Voting

The Supreme Court is looking at the Voting Rights Act. As usual, Scalia makes some stupid statements:

The problem here, however, is suggested by the comment I made earlier, that the initial enactment of this legislation in a — in a time when the need for it was so much more abundantly clear was — in the Senate, there — it was double-digits against it. And that was only a 5-year term.
Then, it is reenacted 5 years later, again for a 5-year term. Double-digits against it in the Senate. Then it was reenacted for 7 years. Single digits against it. Then enacted for 25 years, 8 Senate votes against it.
And this last enactment, not a single vote in the Senate against it. And the House is pretty much the same. Now, I don’t think that’s attributable to the fact that it is so much clearer now that we need this. I think it is attributable, very likely attributable, to a phenomenon that is called perpetuation of racial entitlement. It’s been written about. Whenever a society adopts racial entitlements, it is very difficult to get out of them through the normal political processes.
I don’t think there is anything to be gained by any Senator to vote against continuation of this act. And I am fairly confident it will be reenacted in perpetuity unless — unless a court can say it does not comport with the Constitution.
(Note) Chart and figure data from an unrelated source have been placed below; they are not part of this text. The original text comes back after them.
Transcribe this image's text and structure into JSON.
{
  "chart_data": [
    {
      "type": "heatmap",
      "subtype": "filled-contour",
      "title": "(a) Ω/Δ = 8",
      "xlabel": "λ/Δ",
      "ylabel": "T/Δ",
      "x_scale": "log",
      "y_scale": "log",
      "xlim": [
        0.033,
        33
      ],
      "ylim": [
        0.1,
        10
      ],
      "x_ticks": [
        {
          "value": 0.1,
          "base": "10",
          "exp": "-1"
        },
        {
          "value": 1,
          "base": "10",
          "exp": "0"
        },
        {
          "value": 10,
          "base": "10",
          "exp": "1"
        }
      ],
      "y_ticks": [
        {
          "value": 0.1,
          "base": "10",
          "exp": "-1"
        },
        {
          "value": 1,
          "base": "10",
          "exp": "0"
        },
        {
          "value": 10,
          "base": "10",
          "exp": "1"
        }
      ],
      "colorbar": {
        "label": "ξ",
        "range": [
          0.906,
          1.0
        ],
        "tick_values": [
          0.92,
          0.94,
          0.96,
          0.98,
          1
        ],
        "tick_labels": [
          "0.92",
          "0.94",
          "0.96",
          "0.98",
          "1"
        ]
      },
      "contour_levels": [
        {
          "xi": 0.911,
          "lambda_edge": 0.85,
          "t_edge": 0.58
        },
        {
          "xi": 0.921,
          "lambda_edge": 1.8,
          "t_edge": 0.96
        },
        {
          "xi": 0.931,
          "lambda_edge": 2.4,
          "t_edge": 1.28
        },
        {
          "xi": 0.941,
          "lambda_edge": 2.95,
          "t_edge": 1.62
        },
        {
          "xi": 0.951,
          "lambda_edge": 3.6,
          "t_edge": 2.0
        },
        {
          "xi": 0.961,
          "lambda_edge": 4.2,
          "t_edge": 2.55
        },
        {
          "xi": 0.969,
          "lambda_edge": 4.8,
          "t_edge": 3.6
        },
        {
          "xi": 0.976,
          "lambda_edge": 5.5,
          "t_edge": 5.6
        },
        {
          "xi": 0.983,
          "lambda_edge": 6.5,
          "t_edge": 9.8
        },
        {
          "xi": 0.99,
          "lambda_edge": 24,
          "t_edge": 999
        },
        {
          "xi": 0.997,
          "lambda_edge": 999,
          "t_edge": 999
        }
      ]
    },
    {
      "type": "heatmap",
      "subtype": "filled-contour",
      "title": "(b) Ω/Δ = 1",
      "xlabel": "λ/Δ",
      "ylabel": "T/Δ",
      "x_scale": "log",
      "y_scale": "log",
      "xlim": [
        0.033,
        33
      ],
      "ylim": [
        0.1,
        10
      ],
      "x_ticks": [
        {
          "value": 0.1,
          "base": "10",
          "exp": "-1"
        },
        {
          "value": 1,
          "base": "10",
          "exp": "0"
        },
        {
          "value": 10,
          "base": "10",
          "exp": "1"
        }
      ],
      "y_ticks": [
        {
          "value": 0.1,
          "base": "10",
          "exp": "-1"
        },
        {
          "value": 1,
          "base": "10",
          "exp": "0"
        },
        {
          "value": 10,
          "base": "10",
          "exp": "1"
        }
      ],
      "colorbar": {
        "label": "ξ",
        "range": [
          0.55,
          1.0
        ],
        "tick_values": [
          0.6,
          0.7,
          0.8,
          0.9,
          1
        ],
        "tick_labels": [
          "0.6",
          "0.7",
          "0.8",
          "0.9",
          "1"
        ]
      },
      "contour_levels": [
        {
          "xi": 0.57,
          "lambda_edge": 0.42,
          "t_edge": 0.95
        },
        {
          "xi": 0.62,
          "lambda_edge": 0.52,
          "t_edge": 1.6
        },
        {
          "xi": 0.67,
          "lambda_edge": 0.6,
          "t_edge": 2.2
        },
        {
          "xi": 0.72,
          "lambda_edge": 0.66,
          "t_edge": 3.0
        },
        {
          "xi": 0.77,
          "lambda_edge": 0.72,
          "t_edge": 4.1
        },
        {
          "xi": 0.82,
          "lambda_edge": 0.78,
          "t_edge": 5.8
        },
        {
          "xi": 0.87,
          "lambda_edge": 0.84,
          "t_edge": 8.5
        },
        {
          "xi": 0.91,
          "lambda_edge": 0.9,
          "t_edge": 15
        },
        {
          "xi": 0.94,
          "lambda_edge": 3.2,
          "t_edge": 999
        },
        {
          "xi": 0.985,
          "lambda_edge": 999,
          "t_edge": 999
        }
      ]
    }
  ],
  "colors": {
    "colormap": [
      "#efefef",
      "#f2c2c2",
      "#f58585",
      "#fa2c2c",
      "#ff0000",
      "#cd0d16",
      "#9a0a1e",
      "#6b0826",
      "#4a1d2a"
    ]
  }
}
You have to show, when you are treating different States differently, that there’s a good reason for it.
That’s the — that’s the concern that those of us who — who have some questions about this statute have. It’s — it’s a concern that this is not the kind of a question you can leave to Congress. There are certain districts in the House that are black districts by law just about now. And even the Virginia Senators, they have no interest in voting against this. The State government is not their government, and they are going to lose — they are going to lose votes if they do not reenact the Voting Rights Act.

Even the name of it is wonderful: The Voting Rights Act. Who is going to vote against that in the future?

There are a couple stupid statements in this argument. First that being able to vote is a ‘racial entitlement’, I hope nothing needs to be said here. Second that a unanimous vote somehow shows that there’s a problem–perhaps in the past some people voted against it because they didn’t think discrimination was bad (I would think this would be obvious since some states were practicing segregation), but now everybody thinks it is? That can’t be it according to Scalia, it must be because of some kind of intimidation.

As noted here, I find it interesting that the Court (which would really be the conservative members) found that reporters who no longer phoned people to interview them had no standing:

to bring a constitutional challenge to the Foreign Intelligence Surveillance Act (FISA) Amendments Act of 2008, a law that authorizes dragnet spying on US persons even absent identification of specific targets. (Another constitutional challenge to the law, Jewel v. NSA, is still winding its way through the courts.)

but that those same judges seem to no problem with Shelby County, AL having standing to challenge the formula of the Voting Right Act despite the fact that:

If Congress were to write a formula that looked to the number of successful Section 2 suits per million residents, Alabama would be the number one State on the list.
If you factor in unpublished Section 2 suits, Alabama would be the number two State on the list. If you use the number of Section 5 enforcement actions, Alabama would again be the number two State on the list.
I mean, you’re objecting to a formula, but under any formula that Congress could devise, it would capture Alabama.

I also like this comment by Justice Sotomayor in response the attorney arguing for Shelby County saying the law should not apply to the county any more because there is no longer any problems with registering voters:

Counsel, the reason Section 5 was created was because States were moving faster than litigation permitted to catch the new forms of discriminatory practices that were being developed. As the courts struck down one form, the States would find another. And basically, Justice Ginsburg calls it secondary. I don’t know that I’d call anything secondary or primary. Discrimination is discrimination.
And what Congress said is it continues, not in terms of voter numbers, but in terms of examples of other ways to disenfranchise voters, like moving a voting booth from a convenient location for all voters to a place that historically has been known for discrimination.

The consensus seems to be that the Court will get rid of at least a major part of the act–it’s not like voting is a right, right?